Beyond these four things, AI did everything. It wrote the calling scripts for GA4, GSC, Kit, and Typefully. It set the UTM tagging rules. It designed the thread format specification. It proposed the R/T/N classification framework after analyzing the data itself. It produced every weekly growth report from data pull to final draft.
But the most important thing isn’t the volume of work. It’s that the work forms a closed loop. AI doesn’t execute a task and then stop and wait for the next instruction. It pulls data every week, writes a report, makes next-step recommendations in the report, and then the following week checks whether last week’s recommendations were implemented, whether the data changed after implementation, and whether the change matched expectations. If it did, continue. If not, adjust. The Kit form delay optimization came from exactly this process: it saw elevated bounce, proposed a hypothesis, changed the trigger timing, and then compared subscription conversion rates before and after in the next report. The entire cycle of “spot problem, propose solution, implement change, verify effect” runs without me.
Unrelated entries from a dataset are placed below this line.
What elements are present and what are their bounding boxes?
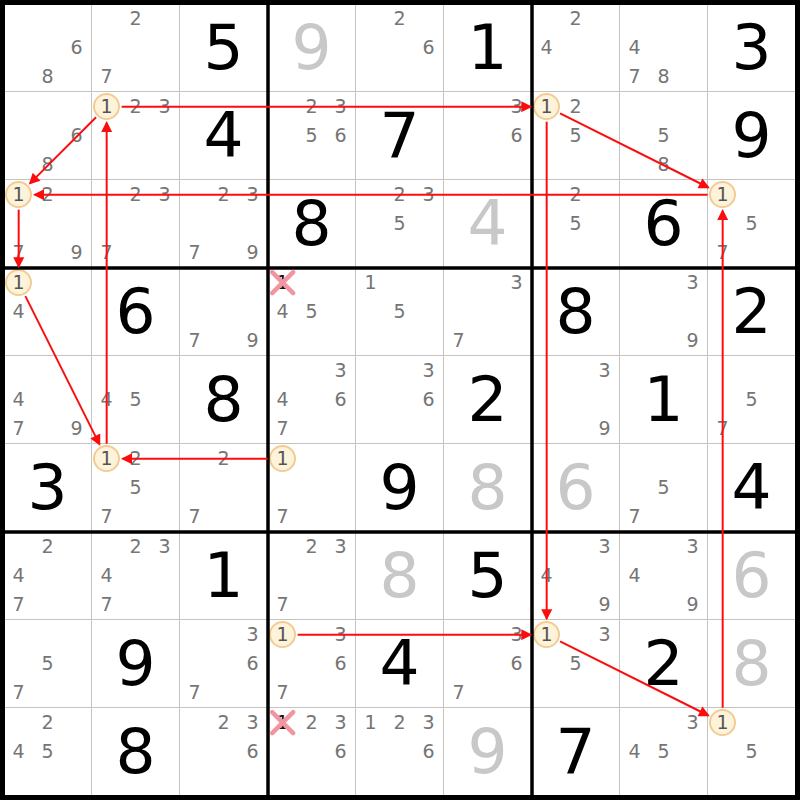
candidate-1: 1: [93, 93, 120, 120]
given-digit: 1: [620, 356, 707, 443]
candidate-5: 5: [561, 121, 590, 150]
cell-r9c5[interactable]: 1236: [356, 708, 444, 796]
candidates: 27: [180, 444, 267, 531]
given-digit: 7: [356, 92, 443, 179]
candidate-7: 7: [268, 414, 297, 443]
solved-digit: 6: [532, 444, 619, 531]
candidate-3: 3: [502, 92, 531, 121]
given-digit: 1: [180, 532, 267, 619]
cell-r5c1[interactable]: 479: [4, 356, 92, 444]
given-digit: 8: [180, 356, 267, 443]
given-digit: 8: [268, 180, 355, 267]
cell-r3c6[interactable]: 4: [444, 180, 532, 268]
candidate-6: 6: [502, 121, 531, 150]
candidate-1: 1: [93, 445, 120, 472]
candidate-3: 3: [590, 620, 619, 649]
solved-digit: 6: [708, 532, 795, 619]
candidates: 2356: [268, 92, 355, 179]
candidate-3: 3: [590, 532, 619, 561]
candidate-5: 5: [385, 209, 414, 238]
candidate-7: 7: [180, 326, 209, 355]
cell-r9c9[interactable]: 15: [708, 708, 796, 796]
cell-r5c4[interactable]: 3467: [268, 356, 356, 444]
candidate-6: 6: [326, 649, 355, 678]
cell-r6c7[interactable]: 6: [532, 444, 620, 532]
cell-r9c6[interactable]: 9: [444, 708, 532, 796]
candidate-3: 3: [326, 708, 355, 737]
candidate-2: 2: [33, 532, 62, 561]
candidates: 478: [620, 4, 707, 91]
candidate-1: 1: [268, 708, 297, 737]
candidate-5: 5: [737, 385, 766, 414]
cell-r3c5[interactable]: 235: [356, 180, 444, 268]
candidate-5: 5: [649, 473, 678, 502]
given-digit: 9: [356, 444, 443, 531]
given-digit: 6: [92, 268, 179, 355]
candidate-7: 7: [268, 678, 297, 707]
candidate-4: 4: [4, 385, 33, 414]
candidate-2: 2: [385, 4, 414, 33]
candidates: 68: [4, 92, 91, 179]
cell-r5c8[interactable]: 1: [620, 356, 708, 444]
candidate-2: 2: [209, 444, 238, 473]
solved-digit: 8: [356, 532, 443, 619]
candidates: 157: [708, 180, 795, 267]
candidate-6: 6: [414, 737, 443, 766]
candidate-7: 7: [4, 590, 33, 619]
candidate-3: 3: [678, 708, 707, 737]
cell-r3c9[interactable]: 157: [708, 180, 796, 268]
given-digit: 4: [708, 444, 795, 531]
cell-r8c8[interactable]: 2: [620, 620, 708, 708]
candidate-7: 7: [620, 502, 649, 531]
cell-r2c9[interactable]: 9: [708, 92, 796, 180]
candidates: 15: [708, 708, 795, 795]
candidate-2: 2: [385, 708, 414, 737]
candidate-4: 4: [620, 737, 649, 766]
candidates: 57: [4, 620, 91, 707]
candidates: 1257: [92, 444, 179, 531]
candidate-6: 6: [326, 737, 355, 766]
cell-r6c8[interactable]: 57: [620, 444, 708, 532]
candidates: 349: [620, 532, 707, 619]
candidate-2: 2: [297, 532, 326, 561]
candidate-7: 7: [180, 678, 209, 707]
cell-r3c7[interactable]: 25: [532, 180, 620, 268]
candidates: 235: [356, 180, 443, 267]
candidates: 15: [356, 268, 443, 355]
candidate-5: 5: [561, 649, 590, 678]
candidate-4: 4: [4, 297, 33, 326]
cell-r6c9[interactable]: 4: [708, 444, 796, 532]
candidate-7: 7: [708, 414, 737, 443]
candidate-3: 3: [150, 92, 179, 121]
candidate-2: 2: [385, 180, 414, 209]
candidates: 57: [620, 444, 707, 531]
candidate-7: 7: [620, 62, 649, 91]
given-digit: 3: [708, 4, 795, 91]
candidate-1: 1: [709, 709, 736, 736]
cell-r9c1[interactable]: 245: [4, 708, 92, 796]
cell-r4c9[interactable]: 2: [708, 268, 796, 356]
sudoku-board: 6827592612447836812342356736125589127923…: [0, 0, 800, 800]
candidate-7: 7: [92, 590, 121, 619]
candidates: 27: [92, 4, 179, 91]
given-digit: 2: [444, 356, 531, 443]
cell-r5c5[interactable]: 36: [356, 356, 444, 444]
candidate-2: 2: [121, 444, 150, 473]
candidate-5: 5: [737, 209, 766, 238]
candidates: 135: [532, 620, 619, 707]
candidate-6: 6: [62, 33, 91, 62]
candidate-7: 7: [708, 238, 737, 267]
candidate-3: 3: [326, 620, 355, 649]
cell-r7c1[interactable]: 247: [4, 532, 92, 620]
candidate-2: 2: [121, 532, 150, 561]
candidate-5: 5: [385, 297, 414, 326]
candidate-3: 3: [238, 180, 267, 209]
cell-r8c7[interactable]: 135: [532, 620, 620, 708]
solved-digit: 8: [444, 444, 531, 531]
candidate-7: 7: [4, 678, 33, 707]
candidates: 349: [532, 532, 619, 619]
candidate-4: 4: [532, 561, 561, 590]
candidates: 245: [4, 708, 91, 795]
candidate-8: 8: [33, 150, 62, 179]
cell-r4c8[interactable]: 39: [620, 268, 708, 356]
candidate-1: 1: [533, 93, 560, 120]
candidate-6: 6: [238, 737, 267, 766]
cell-r4c2[interactable]: 6: [92, 268, 180, 356]
given-digit: 4: [356, 620, 443, 707]
candidates: 36: [444, 92, 531, 179]
solved-digit: 9: [444, 708, 531, 795]
candidate-7: 7: [92, 502, 121, 531]
cell-r4c6[interactable]: 37: [444, 268, 532, 356]
solved-digit: 4: [444, 180, 531, 267]
cell-r4c1[interactable]: 14: [4, 268, 92, 356]
candidate-7: 7: [180, 502, 209, 531]
candidate-2: 2: [33, 180, 62, 209]
candidate-2: 2: [121, 180, 150, 209]
candidate-7: 7: [92, 62, 121, 91]
cell-r1c9[interactable]: 3: [708, 4, 796, 92]
cell-r2c8[interactable]: 58: [620, 92, 708, 180]
candidate-1: 1: [5, 181, 32, 208]
candidates: 39: [620, 268, 707, 355]
candidate-6: 6: [326, 121, 355, 150]
candidate-1: 1: [269, 621, 296, 648]
candidate-9: 9: [590, 590, 619, 619]
cell-r3c3[interactable]: 2379: [180, 180, 268, 268]
candidate-4: 4: [4, 737, 33, 766]
candidate-4: 4: [92, 561, 121, 590]
candidate-5: 5: [737, 737, 766, 766]
candidate-9: 9: [238, 326, 267, 355]
given-digit: 7: [532, 708, 619, 795]
candidates: 1236: [356, 708, 443, 795]
cell-r7c9[interactable]: 6: [708, 532, 796, 620]
candidate-2: 2: [297, 708, 326, 737]
candidate-6: 6: [414, 385, 443, 414]
given-digit: 5: [444, 532, 531, 619]
candidates: 36: [356, 356, 443, 443]
candidate-4: 4: [4, 561, 33, 590]
candidates: 1236: [268, 708, 355, 795]
cell-r5c7[interactable]: 39: [532, 356, 620, 444]
candidate-6: 6: [502, 649, 531, 678]
candidates: 37: [444, 268, 531, 355]
candidates: 68: [4, 4, 91, 91]
candidate-3: 3: [678, 268, 707, 297]
cell-r6c4[interactable]: 17: [268, 444, 356, 532]
cell-r3c1[interactable]: 1279: [4, 180, 92, 268]
candidates: 25: [532, 180, 619, 267]
solved-digit: 8: [708, 620, 795, 707]
candidates: 123: [92, 92, 179, 179]
cell-r9c4[interactable]: 1236: [268, 708, 356, 796]
candidate-5: 5: [121, 473, 150, 502]
candidates: 479: [4, 356, 91, 443]
cell-r4c7[interactable]: 8: [532, 268, 620, 356]
cell-r1c2[interactable]: 27: [92, 4, 180, 92]
candidate-6: 6: [62, 121, 91, 150]
candidate-4: 4: [532, 33, 561, 62]
candidate-6: 6: [326, 385, 355, 414]
cell-r7c2[interactable]: 2347: [92, 532, 180, 620]
candidates: 367: [444, 620, 531, 707]
cell-r2c5[interactable]: 7: [356, 92, 444, 180]
cell-r2c4[interactable]: 2356: [268, 92, 356, 180]
cell-r1c8[interactable]: 478: [620, 4, 708, 92]
given-digit: 6: [620, 180, 707, 267]
candidate-1: 1: [709, 181, 736, 208]
cell-r7c8[interactable]: 349: [620, 532, 708, 620]
candidate-9: 9: [678, 326, 707, 355]
cell-r8c5[interactable]: 4: [356, 620, 444, 708]
candidates: 1279: [4, 180, 91, 267]
candidates: 3467: [268, 356, 355, 443]
candidate-7: 7: [444, 678, 473, 707]
cell-r9c2[interactable]: 8: [92, 708, 180, 796]
candidate-4: 4: [268, 297, 297, 326]
cell-r4c5[interactable]: 15: [356, 268, 444, 356]
candidate-1: 1: [268, 268, 297, 297]
candidate-2: 2: [121, 92, 150, 121]
cell-r2c3[interactable]: 4: [180, 92, 268, 180]
cell-r8c6[interactable]: 367: [444, 620, 532, 708]
candidate-3: 3: [590, 356, 619, 385]
candidate-2: 2: [561, 92, 590, 121]
candidate-1: 1: [269, 445, 296, 472]
candidate-6: 6: [238, 649, 267, 678]
candidate-3: 3: [326, 356, 355, 385]
candidate-7: 7: [4, 414, 33, 443]
cell-r8c1[interactable]: 57: [4, 620, 92, 708]
candidate-8: 8: [649, 62, 678, 91]
candidate-3: 3: [326, 532, 355, 561]
candidate-2: 2: [561, 180, 590, 209]
candidate-4: 4: [268, 385, 297, 414]
candidate-5: 5: [297, 121, 326, 150]
candidates: 145: [268, 268, 355, 355]
candidate-5: 5: [561, 209, 590, 238]
candidate-9: 9: [62, 238, 91, 267]
cell-r8c2[interactable]: 9: [92, 620, 180, 708]
candidate-8: 8: [649, 150, 678, 179]
candidate-2: 2: [33, 708, 62, 737]
cell-r1c1[interactable]: 68: [4, 4, 92, 92]
candidate-2: 2: [209, 708, 238, 737]
cell-r1c5[interactable]: 26: [356, 4, 444, 92]
given-digit: 9: [708, 92, 795, 179]
candidate-5: 5: [297, 297, 326, 326]
candidate-5: 5: [33, 737, 62, 766]
candidate-9: 9: [678, 590, 707, 619]
candidates: 247: [4, 532, 91, 619]
cell-r9c7[interactable]: 7: [532, 708, 620, 796]
candidate-8: 8: [33, 62, 62, 91]
candidate-7: 7: [268, 590, 297, 619]
candidates: 14: [4, 268, 91, 355]
candidate-7: 7: [4, 238, 33, 267]
candidate-5: 5: [121, 385, 150, 414]
cell-r5c6[interactable]: 2: [444, 356, 532, 444]
cell-r6c3[interactable]: 27: [180, 444, 268, 532]
cell-r9c3[interactable]: 236: [180, 708, 268, 796]
candidates: 237: [92, 180, 179, 267]
candidates: 2347: [92, 532, 179, 619]
cell-r1c4[interactable]: 9: [268, 4, 356, 92]
candidate-1: 1: [356, 268, 385, 297]
cell-r2c2[interactable]: 123: [92, 92, 180, 180]
cell-r3c8[interactable]: 6: [620, 180, 708, 268]
candidates: 24: [532, 4, 619, 91]
candidate-3: 3: [678, 532, 707, 561]
given-digit: 8: [92, 708, 179, 795]
candidate-1: 1: [356, 708, 385, 737]
candidate-9: 9: [238, 238, 267, 267]
cell-r8c3[interactable]: 367: [180, 620, 268, 708]
cell-r5c3[interactable]: 8: [180, 356, 268, 444]
candidate-3: 3: [150, 532, 179, 561]
cell-r7c5[interactable]: 8: [356, 532, 444, 620]
cell-r7c4[interactable]: 237: [268, 532, 356, 620]
candidates: 45: [92, 356, 179, 443]
candidate-4: 4: [92, 385, 121, 414]
candidate-3: 3: [326, 92, 355, 121]
cell-r7c3[interactable]: 1: [180, 532, 268, 620]
candidate-7: 7: [268, 502, 297, 531]
given-digit: 8: [532, 268, 619, 355]
cell-r6c5[interactable]: 9: [356, 444, 444, 532]
candidate-5: 5: [649, 737, 678, 766]
cell-r3c4[interactable]: 8: [268, 180, 356, 268]
candidate-1: 1: [533, 621, 560, 648]
candidates: 236: [180, 708, 267, 795]
candidates: 79: [180, 268, 267, 355]
given-digit: 9: [92, 620, 179, 707]
candidate-9: 9: [62, 414, 91, 443]
candidate-3: 3: [502, 268, 531, 297]
cell-r5c9[interactable]: 57: [708, 356, 796, 444]
candidate-3: 3: [414, 356, 443, 385]
cell-r6c6[interactable]: 8: [444, 444, 532, 532]
candidate-4: 4: [620, 33, 649, 62]
cell-r3c2[interactable]: 237: [92, 180, 180, 268]
candidates: 1367: [268, 620, 355, 707]
given-digit: 5: [180, 4, 267, 91]
candidates: 17: [268, 444, 355, 531]
cell-r5c2[interactable]: 45: [92, 356, 180, 444]
cell-r1c3[interactable]: 5: [180, 4, 268, 92]
cell-r2c7[interactable]: 125: [532, 92, 620, 180]
given-digit: 2: [708, 268, 795, 355]
candidate-3: 3: [414, 180, 443, 209]
candidate-3: 3: [502, 620, 531, 649]
cell-r6c1[interactable]: 3: [4, 444, 92, 532]
candidate-6: 6: [414, 33, 443, 62]
cell-r7c6[interactable]: 5: [444, 532, 532, 620]
cell-r8c9[interactable]: 8: [708, 620, 796, 708]
cell-r2c1[interactable]: 68: [4, 92, 92, 180]
candidates: 367: [180, 620, 267, 707]
candidates: 2379: [180, 180, 267, 267]
candidate-3: 3: [414, 708, 443, 737]
candidate-2: 2: [209, 180, 238, 209]
candidates: 26: [356, 4, 443, 91]
candidates: 237: [268, 532, 355, 619]
candidate-5: 5: [649, 121, 678, 150]
candidates: 345: [620, 708, 707, 795]
solved-digit: 9: [268, 4, 355, 91]
cell-r7c7[interactable]: 349: [532, 532, 620, 620]
cell-r4c3[interactable]: 79: [180, 268, 268, 356]
cell-r9c8[interactable]: 345: [620, 708, 708, 796]
cell-r6c2[interactable]: 1257: [92, 444, 180, 532]
candidates: 39: [532, 356, 619, 443]
candidate-1: 1: [5, 269, 32, 296]
given-digit: 3: [4, 444, 91, 531]
candidate-3: 3: [238, 620, 267, 649]
candidates: 57: [708, 356, 795, 443]
candidates: 58: [620, 92, 707, 179]
candidate-9: 9: [590, 414, 619, 443]
given-digit: 1: [444, 4, 531, 91]
cell-r1c6[interactable]: 1: [444, 4, 532, 92]
cell-r2c6[interactable]: 36: [444, 92, 532, 180]
candidate-3: 3: [150, 180, 179, 209]
given-digit: 2: [620, 620, 707, 707]
given-digit: 4: [180, 92, 267, 179]
cell-r4c4[interactable]: 145: [268, 268, 356, 356]
candidate-3: 3: [238, 708, 267, 737]
candidate-7: 7: [180, 238, 209, 267]
candidate-7: 7: [92, 238, 121, 267]
candidate-4: 4: [620, 561, 649, 590]
cell-r1c7[interactable]: 24: [532, 4, 620, 92]
cell-r8c4[interactable]: 1367: [268, 620, 356, 708]
candidates: 125: [532, 92, 619, 179]
candidate-5: 5: [33, 649, 62, 678]
candidate-2: 2: [297, 92, 326, 121]
candidate-7: 7: [444, 326, 473, 355]
candidate-2: 2: [561, 4, 590, 33]
candidate-2: 2: [121, 4, 150, 33]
The diagram below captures the full loop.
Doing all this manually would take at least five to ten hours per week, with inconsistent analytical depth and judgment standards. AI’s output is higher in both volume and consistency.
yage.ai is a personal technical blog with a clear reader profile (AI and tech practitioners in the US and China), a stable content production cadence (one long-form article every 12 days, one daily newsletter), and well-defined distribution channels (Twitter, WeChat, Newsletter, Search). These conditions make the operational difficulty relatively low for AI: it’s operating in a system with high determinism and few edge cases.
What happens on a different project with a different category, a more dispersed audience, or more varied content formats? My assessment: as long as distribution can be decomposed into high-determinism subtasks (generating threads, scheduling posts, pulling data, comparing metrics, writing reports), AI will outperform a human on each subtask. AI’s ceiling isn’t determined by how smart it is. It’s determined by how large the toolbox you give it is.
But there’s one thing AI can’t do: it won’t question the analytical framework you give it. If I say “the weekly report header should include a channel comparison table,” AI will execute but won’t ask “is that table really the most important information here.” Framework-level judgment still requires human calibration. This isn’t a model capability limitation. It’s that current agent systems generally lack built-in metacognition. AI can run efficiently within a given framework, but it won’t actively examine whether the framework itself is sound.
Over the past three months, I spent less than ten hours total on this growth system. Mostly two minutes a day picking topics and a check every few weeks to confirm the direction hadn’t drifted. Everything else — writing scripts, pulling data, publishing content, doing attribution, writing reports — AI executed automatically. In terms of input-to-output ratio, this is the most efficient of all my AI automation projects.
It’s not glamorous. No frontend interface, no product logo. It’s a bunch of Python scripts that AI wrote, a few cron jobs, a collection of prompts, and a lot of data flowing through APIs. But over three months, it grew a blog from 2,500 to 7,000 weekly active users, built a Twitter account and newsletter from zero, and went from having no idea about channel attribution to producing a multi-source cross-analysis report every week. All I did were four things: paid, helped it reverse-engineer one API, picked topics daily, and checked direction occasionally. AI did the rest.